WashTech co-founder Marcus Courtney says the Verizon strike may resonate among other high-tech workers.
That's because Verizon negotiators grappled with issues on the minds of many technology employees, including forced overtime, access to pensions, 401(k) plans and training, according to Courtney.
"I think we can point to Verizon and say there are the same issues . . . and how the unions have shaped solutions," Courtney said.
Still, Courtney admits that the success at Verizon isn't likely to translate into quick organizing victories for WashTech.
"It's a long-term process," Courtney said. "It will make it easier down the road to organize."
Others don't think so.
The fast-changing software and digital industry simply may not be fertile ground for hopeful union organizers, according to Sean Bell, a product manager for Loudeye Technologies Inc.
"The industry is one that is based on knowledge transfer. It's based on you being able to transfer knowledge for the company," said Bell, who stressed that he was speaking on his own behalf and not for Loudeye. "How does a union go and bargain with management on those issues?"

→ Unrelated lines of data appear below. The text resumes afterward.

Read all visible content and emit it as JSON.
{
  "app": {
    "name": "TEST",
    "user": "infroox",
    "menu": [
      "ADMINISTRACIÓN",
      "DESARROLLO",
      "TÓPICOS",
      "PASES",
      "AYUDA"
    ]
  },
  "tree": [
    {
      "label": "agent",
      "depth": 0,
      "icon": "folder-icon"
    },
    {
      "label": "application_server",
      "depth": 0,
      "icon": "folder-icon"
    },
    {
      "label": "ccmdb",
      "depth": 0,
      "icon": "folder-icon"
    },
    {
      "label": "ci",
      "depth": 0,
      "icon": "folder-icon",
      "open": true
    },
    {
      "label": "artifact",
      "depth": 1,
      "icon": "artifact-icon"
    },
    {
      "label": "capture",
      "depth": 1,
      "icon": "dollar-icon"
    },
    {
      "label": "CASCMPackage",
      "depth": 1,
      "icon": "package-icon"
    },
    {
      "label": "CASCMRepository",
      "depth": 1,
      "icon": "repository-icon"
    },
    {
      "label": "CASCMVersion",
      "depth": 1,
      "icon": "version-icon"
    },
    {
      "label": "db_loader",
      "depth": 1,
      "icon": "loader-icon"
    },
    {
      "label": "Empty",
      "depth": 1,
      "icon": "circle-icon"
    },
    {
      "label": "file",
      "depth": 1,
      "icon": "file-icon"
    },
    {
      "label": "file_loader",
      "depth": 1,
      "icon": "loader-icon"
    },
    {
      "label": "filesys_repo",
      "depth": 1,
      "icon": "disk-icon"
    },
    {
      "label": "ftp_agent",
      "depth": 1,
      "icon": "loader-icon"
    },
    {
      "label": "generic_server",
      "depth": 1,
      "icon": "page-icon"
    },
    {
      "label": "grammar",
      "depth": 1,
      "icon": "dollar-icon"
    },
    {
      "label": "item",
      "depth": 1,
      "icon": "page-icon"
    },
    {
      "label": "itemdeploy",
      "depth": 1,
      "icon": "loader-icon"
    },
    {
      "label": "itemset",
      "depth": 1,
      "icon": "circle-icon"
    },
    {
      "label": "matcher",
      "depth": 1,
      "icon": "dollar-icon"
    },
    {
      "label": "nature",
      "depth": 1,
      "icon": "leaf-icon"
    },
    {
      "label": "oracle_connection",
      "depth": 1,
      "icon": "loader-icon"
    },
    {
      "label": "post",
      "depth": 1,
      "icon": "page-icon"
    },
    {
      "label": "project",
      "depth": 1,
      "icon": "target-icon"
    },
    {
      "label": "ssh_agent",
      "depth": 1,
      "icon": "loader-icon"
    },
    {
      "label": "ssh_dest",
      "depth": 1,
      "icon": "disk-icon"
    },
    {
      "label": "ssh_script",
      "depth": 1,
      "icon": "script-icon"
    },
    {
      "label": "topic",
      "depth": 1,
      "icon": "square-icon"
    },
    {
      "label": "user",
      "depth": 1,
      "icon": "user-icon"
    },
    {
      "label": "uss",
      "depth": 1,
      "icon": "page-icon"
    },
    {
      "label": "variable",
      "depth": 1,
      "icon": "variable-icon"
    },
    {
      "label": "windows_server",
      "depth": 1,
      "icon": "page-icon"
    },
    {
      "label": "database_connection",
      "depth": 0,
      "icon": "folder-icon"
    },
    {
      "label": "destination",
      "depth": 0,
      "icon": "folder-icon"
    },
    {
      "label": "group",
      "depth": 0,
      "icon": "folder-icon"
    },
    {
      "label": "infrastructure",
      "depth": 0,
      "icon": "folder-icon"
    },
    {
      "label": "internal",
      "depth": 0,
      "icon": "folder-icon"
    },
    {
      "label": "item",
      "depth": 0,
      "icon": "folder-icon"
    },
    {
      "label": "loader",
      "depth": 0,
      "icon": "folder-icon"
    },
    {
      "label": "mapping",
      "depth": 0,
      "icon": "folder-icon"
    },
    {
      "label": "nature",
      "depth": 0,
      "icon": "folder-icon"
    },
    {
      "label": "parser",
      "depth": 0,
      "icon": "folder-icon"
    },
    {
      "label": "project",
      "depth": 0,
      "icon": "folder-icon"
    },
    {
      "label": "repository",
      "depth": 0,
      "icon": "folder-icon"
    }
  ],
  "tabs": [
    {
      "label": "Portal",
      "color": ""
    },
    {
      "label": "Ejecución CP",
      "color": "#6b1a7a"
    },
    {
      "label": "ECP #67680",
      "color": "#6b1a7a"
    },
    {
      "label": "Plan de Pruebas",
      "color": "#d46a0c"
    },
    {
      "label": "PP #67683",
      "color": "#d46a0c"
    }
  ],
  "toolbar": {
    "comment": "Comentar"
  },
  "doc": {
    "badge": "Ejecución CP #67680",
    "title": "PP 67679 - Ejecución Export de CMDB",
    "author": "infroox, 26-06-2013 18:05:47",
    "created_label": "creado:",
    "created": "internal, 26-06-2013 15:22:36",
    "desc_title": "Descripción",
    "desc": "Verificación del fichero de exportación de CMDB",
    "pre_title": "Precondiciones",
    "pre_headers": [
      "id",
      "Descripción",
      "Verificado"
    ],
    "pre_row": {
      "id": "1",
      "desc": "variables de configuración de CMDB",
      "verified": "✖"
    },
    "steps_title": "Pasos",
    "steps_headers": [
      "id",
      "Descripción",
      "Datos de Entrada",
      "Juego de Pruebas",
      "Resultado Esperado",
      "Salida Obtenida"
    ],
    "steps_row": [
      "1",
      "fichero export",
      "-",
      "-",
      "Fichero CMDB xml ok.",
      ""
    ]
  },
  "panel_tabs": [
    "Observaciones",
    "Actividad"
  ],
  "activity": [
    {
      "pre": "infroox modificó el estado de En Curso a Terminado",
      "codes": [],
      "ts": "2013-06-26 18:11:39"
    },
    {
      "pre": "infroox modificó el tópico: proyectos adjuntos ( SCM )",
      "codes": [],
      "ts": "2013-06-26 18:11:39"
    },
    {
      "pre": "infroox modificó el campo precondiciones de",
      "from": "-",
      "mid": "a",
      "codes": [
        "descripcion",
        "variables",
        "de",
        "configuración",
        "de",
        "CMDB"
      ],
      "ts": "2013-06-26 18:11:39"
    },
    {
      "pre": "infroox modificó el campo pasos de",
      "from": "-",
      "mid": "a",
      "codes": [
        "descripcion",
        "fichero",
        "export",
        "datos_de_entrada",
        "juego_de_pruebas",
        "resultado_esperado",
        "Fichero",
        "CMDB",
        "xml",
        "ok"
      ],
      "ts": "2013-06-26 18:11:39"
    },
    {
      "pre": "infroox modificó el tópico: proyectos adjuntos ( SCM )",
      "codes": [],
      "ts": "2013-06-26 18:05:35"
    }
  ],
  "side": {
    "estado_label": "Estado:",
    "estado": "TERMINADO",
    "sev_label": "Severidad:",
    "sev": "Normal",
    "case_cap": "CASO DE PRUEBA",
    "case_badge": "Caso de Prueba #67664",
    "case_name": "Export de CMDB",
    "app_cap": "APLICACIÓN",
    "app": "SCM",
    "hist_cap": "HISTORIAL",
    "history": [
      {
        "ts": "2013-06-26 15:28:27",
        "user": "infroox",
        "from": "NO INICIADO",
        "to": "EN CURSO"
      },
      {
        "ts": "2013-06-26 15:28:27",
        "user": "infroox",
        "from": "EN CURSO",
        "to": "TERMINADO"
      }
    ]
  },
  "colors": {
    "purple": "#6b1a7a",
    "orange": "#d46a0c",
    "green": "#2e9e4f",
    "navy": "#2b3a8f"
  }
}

Traditional union messages, focusing on the mistakes of management, may not resonate with all high-tech workers, according to one labor observer.
So, unions will have to change their look and message to succeed, said Thomas Kochan, another professor at MIT's Sloan School.
"That new message has to be one that we are prepared to address your interests, but you don't have to be deeply dissatisfied with your job or distrust your employer," Kochan said.
Unions' success at convincing the white-collar work force of that may prove key to their future.
Overall, unions are no longer losing members, but the groups aren't adding many recruits, either, according to federal statistics.
In fact, the proportion of workers who were members of a union remained essentially steady at 13.9 percent of the work force from 1998 to 1999, according to Bureau of Labor Statistics, a division of the federal Labor Department.
"They stopped the heavy bleeding, in terms of losing membership," said Harley Shaiken, a professor specializing in labor issues at the University of California at Berkeley. "But they haven't really begun increasing the percentage share of the work force."